[annotator-dev] Technical Description of Annotator as part of Prize application
Rufus Pollock
rufus.pollock at okfn.org
Tue Jul 26 15:40:15 UTC 2011
On 25 July 2011 16:59, James Harriman-Smith
<james.harriman-smith at okfn.org> wrote:
> Hi,
> Along with a friend in the Public Domain Working Group, I've been preparing
> an application for a prize called 'inventing the future' as a way of
> promoting the annotator. One section of the form requires a one-page
> technical description of how the annotator works, and I wondered if you,
> Nick, or someone else on this list, could provide it. The description must
> comprise of two elements:
> - the details (the form has 'technical features and components')
> - a little on how such technology is innovative.

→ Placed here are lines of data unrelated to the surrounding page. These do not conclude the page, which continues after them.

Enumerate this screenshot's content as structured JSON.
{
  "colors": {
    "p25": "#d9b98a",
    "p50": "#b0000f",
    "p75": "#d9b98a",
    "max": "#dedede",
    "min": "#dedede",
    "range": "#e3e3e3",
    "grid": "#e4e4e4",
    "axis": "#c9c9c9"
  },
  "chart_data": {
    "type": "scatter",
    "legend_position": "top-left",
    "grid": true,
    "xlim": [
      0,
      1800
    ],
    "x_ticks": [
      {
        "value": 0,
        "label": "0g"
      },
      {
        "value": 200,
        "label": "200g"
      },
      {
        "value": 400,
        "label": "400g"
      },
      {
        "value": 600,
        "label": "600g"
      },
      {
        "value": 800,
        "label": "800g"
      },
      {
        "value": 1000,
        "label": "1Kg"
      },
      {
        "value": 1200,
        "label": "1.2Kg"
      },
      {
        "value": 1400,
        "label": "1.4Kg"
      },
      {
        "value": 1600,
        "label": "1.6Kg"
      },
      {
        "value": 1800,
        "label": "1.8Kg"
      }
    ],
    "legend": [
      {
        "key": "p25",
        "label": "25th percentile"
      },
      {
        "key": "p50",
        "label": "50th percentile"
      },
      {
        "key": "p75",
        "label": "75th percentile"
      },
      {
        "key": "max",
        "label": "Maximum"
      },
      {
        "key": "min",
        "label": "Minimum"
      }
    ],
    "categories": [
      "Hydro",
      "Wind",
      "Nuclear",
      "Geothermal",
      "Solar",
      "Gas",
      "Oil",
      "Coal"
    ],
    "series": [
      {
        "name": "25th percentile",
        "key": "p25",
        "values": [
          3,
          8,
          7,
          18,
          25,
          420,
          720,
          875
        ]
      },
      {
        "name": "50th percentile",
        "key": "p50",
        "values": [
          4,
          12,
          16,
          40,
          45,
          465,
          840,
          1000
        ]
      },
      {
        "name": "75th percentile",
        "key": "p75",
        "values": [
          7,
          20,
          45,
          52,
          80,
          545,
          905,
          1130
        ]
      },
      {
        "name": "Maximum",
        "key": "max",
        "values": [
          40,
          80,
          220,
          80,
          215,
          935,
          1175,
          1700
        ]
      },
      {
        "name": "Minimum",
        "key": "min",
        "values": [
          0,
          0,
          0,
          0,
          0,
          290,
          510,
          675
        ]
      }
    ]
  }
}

See answers below. Let me know if these are sufficient. I guess we
could probably add these to github wiki too ...
[...]
Rufus
Technical Details of the Annotator
The Annotator project provides a suite of tools and services for easy
online, inline “annotation” of online texts. The annotation service
provides for collaborative research, personal and social note-taking,
a modern approach to copy-editing, with (almost) no restrictions on
the location of the annotated text.
Specifically the project has:
* Open annotation protocol - simple JSON and REST-based
* Javascript library utilizing this protocol which adds annotation
support into any web-page with one line of javascript (or a
bookmarklet). This deals with the idiosyncrasies of different
browsers, and provides a UI for creating and interacting with
annotations.
* Backend annotation store where annotations are persisted and which
can provide third-party websites with storage for annotations on their
own texts. This is a server platform for storing annotations and
managing authorisation of users creating annotations. This platform
serves two main purposes: a) acting as a Service Provider for
Consumers such as Open Shakespeare, Open Data Commons, P2PU, etc.
These projects will provide their users with texts to be annotated,
and these annotations will be stored by the Service Provider b) Acting
as a web application where users can sign up to store their
annotations on websites across the web. They will be able to install a
bookmarklet on their browser which will inject relevant code into any
page, allowing them to create annotations and save them (via CORS) to
the annotation service.
A (fairly) recent blog post:
http://blog.okfn.org/2011/05/12/the-annotator-preview/
## How it is innovative
The Annotator is the only opensource up-to-date library that delivers
easy, online annotation in a standards compliant, cross-browser
manner.
Prior to Annotator there were no good opensource tools out there to do
annotation across the web. There are several commercial offerings
(e.g. annotation in Google Docs), and there have been open source
attempts such as W3C’s Annotea, FSF’s Stet, marginalia, and co-ment
but none of these achieve all the goals we set out above. In addition,
many of the above are built for relatively small documents -- Stet was
designed for receiving comments on the then-draft GPLv3 -- scaling to
annotations across an entire Shakespeare play is a different matter
entirely.
There are several recent and emerging technologies (Cross-Origin
Resource Sharing, HTML5’s postMessage) which make annotation across
the web achievable for the first time. The tools described above make
use of the best of these in service of this goal.